Angie Jones, The Build That Cried Broken
Like the boy who cried wolf, the build that’s repeatedly red for no good reason will not be trusted. Worse, it will likely end up in a persistent red state as people stop looking at the regular failures. Eventually something important will also fail ... and no-one will notice.
At CAST 2021, Angie told us this and other stories about a team she was on, one who found themselves in that bad place but used their wits to escape and lived happily ever after.
Well, perhaps that’s an exaggeration: they tolerated living in a short-term bearable state where a reliable kernel of tests supported development and deployment and a set of flaky tests were worked on to the side.
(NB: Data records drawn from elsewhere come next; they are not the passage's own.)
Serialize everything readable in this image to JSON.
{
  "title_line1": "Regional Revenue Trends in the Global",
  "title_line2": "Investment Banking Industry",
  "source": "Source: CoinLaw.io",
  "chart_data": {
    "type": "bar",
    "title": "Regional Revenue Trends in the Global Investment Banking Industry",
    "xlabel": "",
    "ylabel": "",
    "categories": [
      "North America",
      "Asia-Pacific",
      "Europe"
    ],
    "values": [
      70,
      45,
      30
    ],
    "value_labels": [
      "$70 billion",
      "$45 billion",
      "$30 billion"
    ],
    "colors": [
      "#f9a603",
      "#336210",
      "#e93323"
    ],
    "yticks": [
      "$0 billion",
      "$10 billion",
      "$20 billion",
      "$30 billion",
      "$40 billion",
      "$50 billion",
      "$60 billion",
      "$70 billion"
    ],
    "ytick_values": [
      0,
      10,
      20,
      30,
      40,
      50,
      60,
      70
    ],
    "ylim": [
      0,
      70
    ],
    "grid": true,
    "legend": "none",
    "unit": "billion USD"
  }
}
Separating off the flakes was a good move but it was supported by others,
including assigning a team member to investigate all failures and setting
limits on the percentage of tests that could be in the flaky set before
all other activity stopped. Focus was firmly on fixing today’s problems rather than grand plans for
tomorrow.
The team also made Jira tickets for each failure investigation and prioritised each one explicitly. As a rule of thumb, Angie would delete and rewrite from scratch any case that had been edited significantly more than three times.
If there's one principle over all of these, it's to prefer fewer relevant, reliable, and important tests over simple large numbers. Very much not "Oh Grandma, what a large test suite you've got!"